Par ailleurs, selon le Pr Luc Montagnier de l'Institut Pasteur de Paris, (celui qui a découvert le virus du VIH Sida), la pratique de la sodomie comporte des risques pour la santé publique, car elle augmente de façon significative la propagation du virus VIH/Sida. Les recherches menées par le Pr Montagnier montrent en effet que, même avec protection par préservatif, le taux de contamination

par la sodomie est au moins de 5% dans le cas où l'homme est séropositif.

Par rapport au consentement à la sodomie, l'expérience humaine toute simple nous enseigne que, dans les relations sexuelles, trop souvent l'instinct de domination s'installe comme un ver qui fait pourrir un fruit savoureux. A cause même du caractère privé de toute relation sexuelle, il est très difficile pour la partie plus faible, les femmes et les plus jeunes, de prouver qu'ils ou elles ont été forcés à des pratiques qu'ils ne veulent pas adopter.

Humaniser la sexualité

C'est pourquoi un projet de loi qui parle de sodomie ne devrait pas se dérober ni à son rôle de protection des plus faibles ni à son rôle pédagogique. Et, dans ce sens, le gouvernement devrait plutôt prévoir des mesures généreuses, réfléchies et urgentes d'éducation sexuelle et de formation d'éducateurs en vue de développer dans la population un attachement à promouvoir l'humanisation de la sexualité, qui est une des clés de la santé et de la stabilité d'une société.

Passons maintenant à la section sur les peines infligées aux violeurs. Il faut l'évaluer elle aussi à la lumière de l'objectif du projet de loi, qui devrait être de favoriser l'humanisation de la sexualité. La loi doit jouer son rôle pédagogique et contribuer à décourager les violeurs potentiels en infligeant des peines sévères à ceux qui sont trouvés coupables. Mais la loi doit non seulement protéger les femmes et les enfants contre les violeurs, elle doit aussi offrir à ces derniers la possibilité de se réhabiliter.

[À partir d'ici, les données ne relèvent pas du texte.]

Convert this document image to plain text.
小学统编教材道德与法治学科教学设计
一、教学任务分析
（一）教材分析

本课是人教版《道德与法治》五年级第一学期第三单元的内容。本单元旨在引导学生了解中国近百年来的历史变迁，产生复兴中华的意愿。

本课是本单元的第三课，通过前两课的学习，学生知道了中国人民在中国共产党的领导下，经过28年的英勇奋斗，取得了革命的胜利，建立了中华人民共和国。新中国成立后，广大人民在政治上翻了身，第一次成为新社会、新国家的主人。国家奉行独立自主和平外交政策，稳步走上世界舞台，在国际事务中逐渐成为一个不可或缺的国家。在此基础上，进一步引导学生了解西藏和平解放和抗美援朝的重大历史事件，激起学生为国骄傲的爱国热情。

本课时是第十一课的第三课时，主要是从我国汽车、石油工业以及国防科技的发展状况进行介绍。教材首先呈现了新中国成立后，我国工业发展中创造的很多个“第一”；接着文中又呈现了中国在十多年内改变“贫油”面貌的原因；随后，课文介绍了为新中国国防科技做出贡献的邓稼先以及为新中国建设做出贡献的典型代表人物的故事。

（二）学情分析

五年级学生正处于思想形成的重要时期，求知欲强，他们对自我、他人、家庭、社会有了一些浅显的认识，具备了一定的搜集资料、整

Trop souvent, c'est parce qu'ils ont été privés d'amour humain authentique et qu'ils ont été eux-mêmes souvent victimes de prédateurs assoiffés de plaisir, que certains deviennent violeurs ou pédophiles. Un temps d'emprisonnement trop long ne permet pas aux personnes coupables de viol de se réhabiliter. Là aussi, le gouvernement devrait prévoir des programmes éducatifs réfléchis et urgents pour la réhabilitation de ces personnes, comme il a commencé à le faire pour les drogués.

Développement humain

Le développement humain des personnes, évoqué ici comme devant être l'objectif premier du projet de loi Sexual Offences Bill, devrait aussi être l'objectif premier des projets de loi régissant d'autres domaines de la vie comme l'économie, l'éducation ou l'environnement. Par exemple, des législations qui veulent favoriser une croissance économique illimitée sans se soucier du développement humain des personnes travaillant à ce développement, et sans tenir compte de la préservation de l'environnement où ce développement se situe, aboutissent à des aberrations qui nuisent au développement économique même que l'on veut promouvoir.

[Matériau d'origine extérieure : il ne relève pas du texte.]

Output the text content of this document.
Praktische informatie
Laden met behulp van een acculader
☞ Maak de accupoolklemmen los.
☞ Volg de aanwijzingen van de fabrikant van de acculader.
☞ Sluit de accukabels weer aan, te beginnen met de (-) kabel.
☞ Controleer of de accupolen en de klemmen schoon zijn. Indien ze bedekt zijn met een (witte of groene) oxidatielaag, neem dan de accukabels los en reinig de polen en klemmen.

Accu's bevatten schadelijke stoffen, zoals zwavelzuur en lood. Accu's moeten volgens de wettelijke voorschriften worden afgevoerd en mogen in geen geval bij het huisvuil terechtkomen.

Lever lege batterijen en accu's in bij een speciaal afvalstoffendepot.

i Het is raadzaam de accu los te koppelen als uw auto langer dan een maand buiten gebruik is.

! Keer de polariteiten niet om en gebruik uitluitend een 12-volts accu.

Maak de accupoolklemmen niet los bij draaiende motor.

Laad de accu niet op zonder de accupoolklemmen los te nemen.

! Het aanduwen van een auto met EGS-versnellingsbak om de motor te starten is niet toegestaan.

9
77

Ou bien encore dans le domaine de l'éducation, des législations dont l'objectif est de promouvoir seulement des résultats académiques de plus en plus élevés, avec une compétition de plus en plus féroce, sans se préoccuper suffisamment du développement humain de l'enfant, aboutissent elles aussi, malgré une scolarisation à 100%, à des aberrations telles qu'un taux d'échec de 40% en fin de primaire et un taux d'analphabétisme encore plus élevé. On arrive ainsi au drame suivant à l'île Maurice aujourd'hui : 70% des emplois offerts demandent le HSC comme qualification minimale et 70% des demandeurs d'emploi n'ont pas le SC - étude de la MEF (Mauritius Employers Federation), février 2007.

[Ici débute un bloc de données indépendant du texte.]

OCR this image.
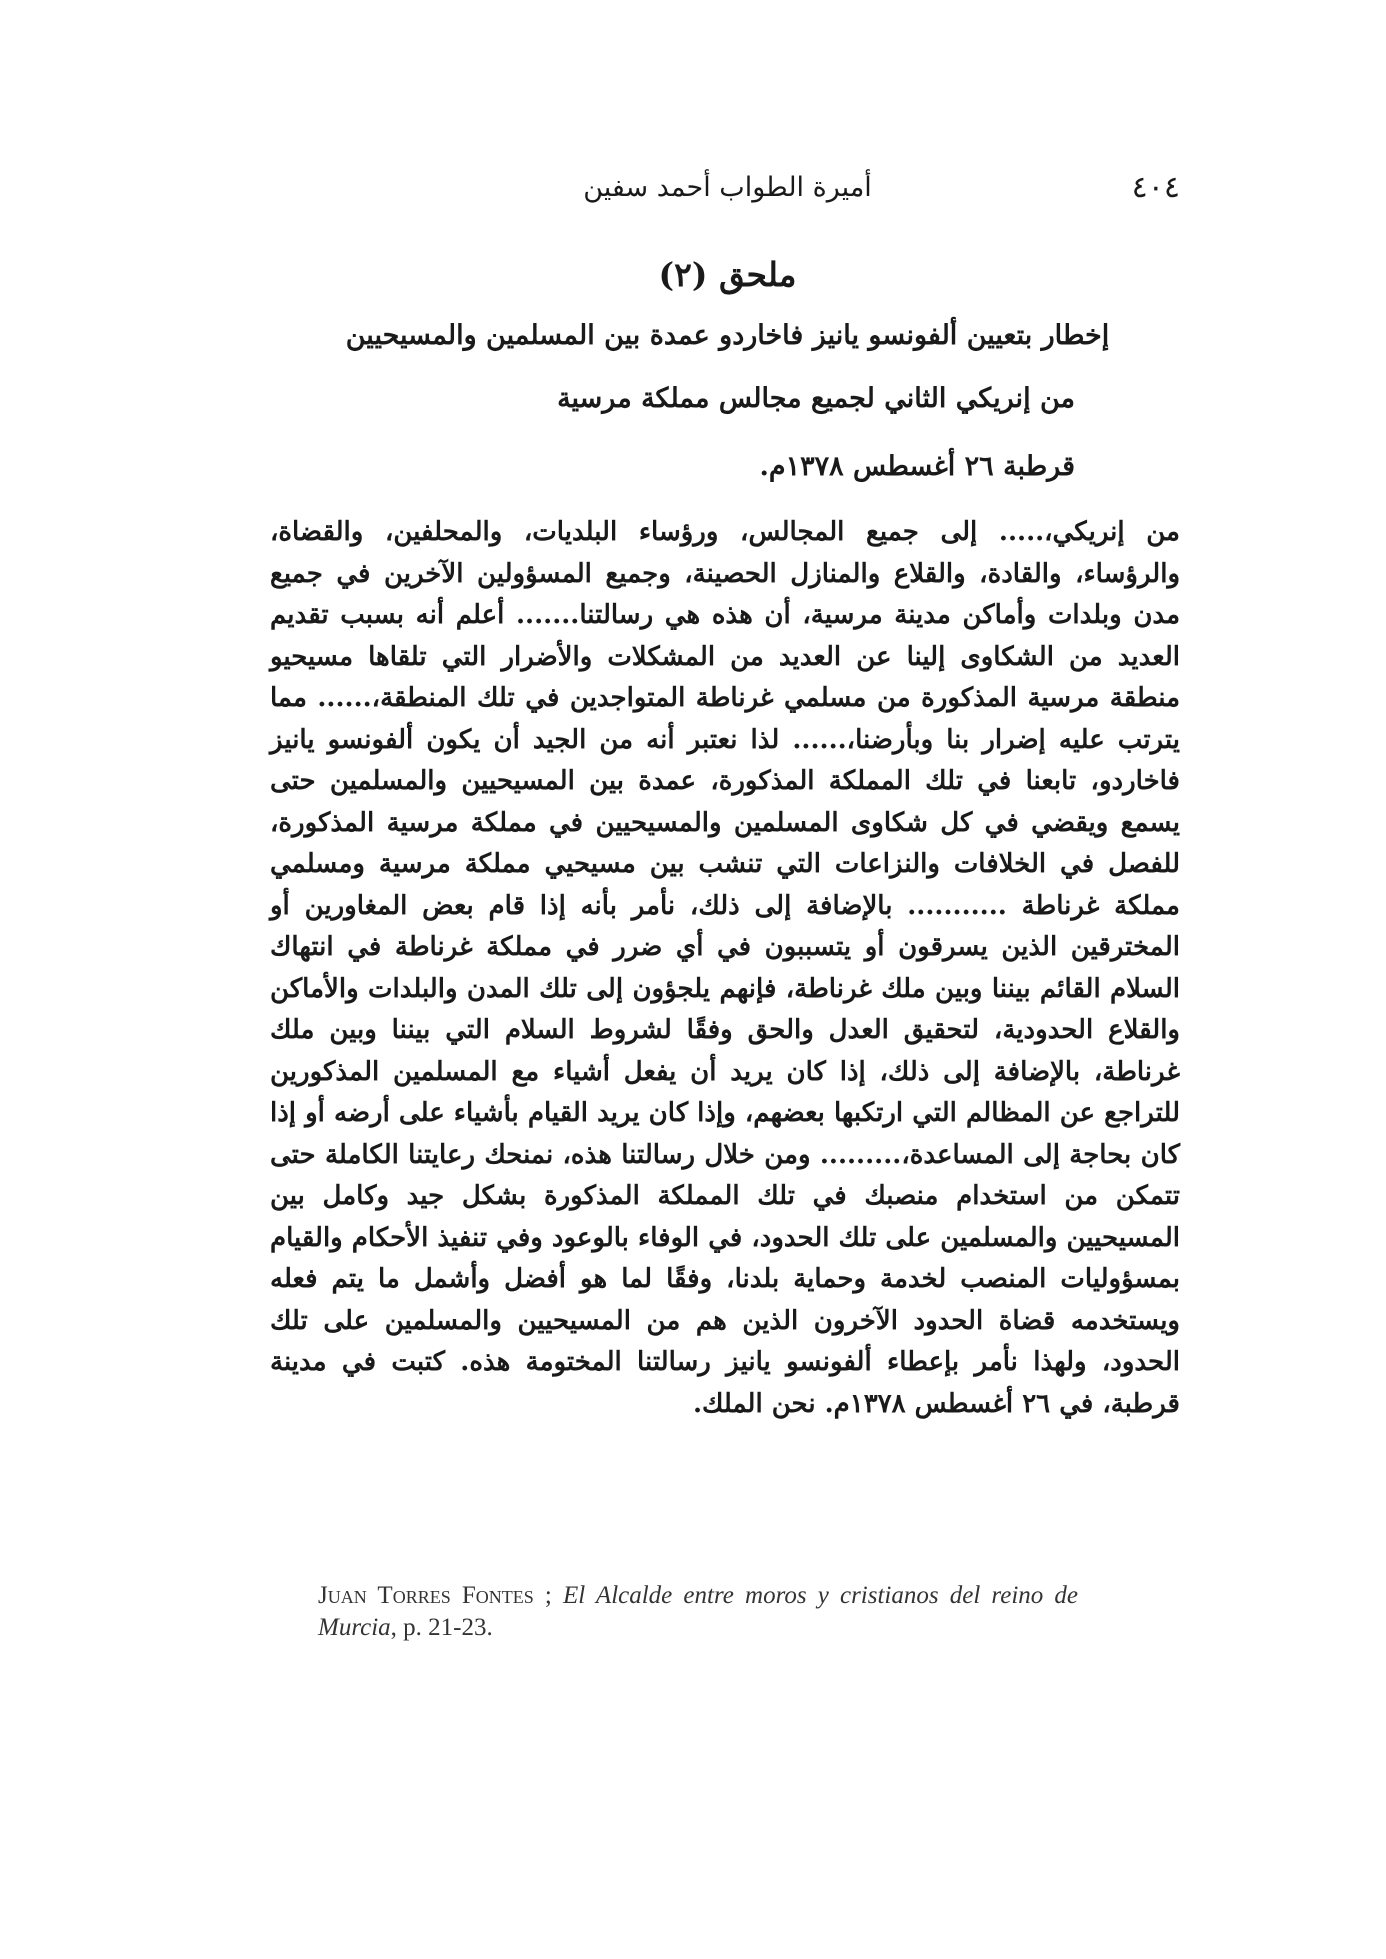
٤٠٤
أميرة الطواب أحمد سفين
ملحق (٢)
إخطار بتعيين ألفونسو يانيز فاخاردو عمدة بين المسلمين والمسيحيين
من إنريكي الثاني لجميع مجالس مملكة مرسية
قرطبة ٢٦ أغسطس ١٣٧٨م.

من إنريكي،..... إلى جميع المجالس، ورؤساء البلديات، والمحلفين، والقضاة، والرؤساء، والقادة، والقلاع والمنازل الحصينة، وجميع المسؤولين الآخرين في جميع مدن وبلدات وأماكن مدينة مرسية، أن هذه هي رسالتنا....... أعلم أنه بسبب تقديم العديد من الشكاوى إلينا عن العديد من المشكلات والأضرار التي تلقاها مسيحيو منطقة مرسية المذكورة من مسلمي غرناطة المتواجدين في تلك المنطقة،...... مما يترتب عليه إضرار بنا وبأرضنا،...... لذا نعتبر أنه من الجيد أن يكون ألفونسو يانيز فاخاردو، تابعنا في تلك المملكة المذكورة، عمدة بين المسيحيين والمسلمين حتى يسمع ويقضي في كل شكاوى المسلمين والمسيحيين في مملكة مرسية المذكورة، للفصل في الخلافات والنزاعات التي تنشب بين مسيحيي مملكة مرسية ومسلمي مملكة غرناطة ........... بالإضافة إلى ذلك، نأمر بأنه إذا قام بعض المغاورين أو المخترقين الذين يسرقون أو يتسببون في أي ضرر في مملكة غرناطة في انتهاك السلام القائم بيننا وبين ملك غرناطة، فإنهم يلجؤون إلى تلك المدن والبلدات والأماكن والقلاع الحدودية، لتحقيق العدل والحق وفقًا لشروط السلام التي بيننا وبين ملك غرناطة، بالإضافة إلى ذلك، إذا كان يريد أن يفعل أشياء مع المسلمين المذكورين للتراجع عن المظالم التي ارتكبها بعضهم، وإذا كان يريد القيام بأشياء على أرضه أو إذا كان بحاجة إلى المساعدة،......... ومن خلال رسالتنا هذه، نمنحك رعايتنا الكاملة حتى تتمكن من استخدام منصبك في تلك المملكة المذكورة بشكل جيد وكامل بين المسيحيين والمسلمين على تلك الحدود، في الوفاء بالوعود وفي تنفيذ الأحكام والقيام بمسؤوليات المنصب لخدمة وحماية بلدنا، وفقًا لما هو أفضل وأشمل ما يتم فعله ويستخدمه قضاة الحدود الآخرون الذين هم من المسيحيين والمسلمين على تلك الحدود، ولهذا نأمر بإعطاء ألفونسو يانيز رسالتنا المختومة هذه. كتبت في مدينة قرطبة، في ٢٦ أغسطس ١٣٧٨م. نحن الملك.

Juan Torres Fontes ; El Alcalde entre moros y cristianos del reino de Murcia, p. 21-23.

Plaider, comme je le fais, pour la prise en compte sérieuse du développement humain des personnes quand on légifère ne doit pas être compris comme l'ingérence d'une religion peu respectueuse de la laïcité et voulant s'imposer. Elle doit être reçue plutôt comme un appel aux législateurs pour qu'ils légifèrent non pas pour faire plaisir à une clientèle dite «moderne», mais plutôt pour promouvoir, à travers les lois, une sagesse humaine qui nous vient du fond des âges et qui nous invite à donner une priorité absolue au développement humain des personnes avant de libéraliser purement et simplement la recherche du plaisir, du profit ou du pouvoir.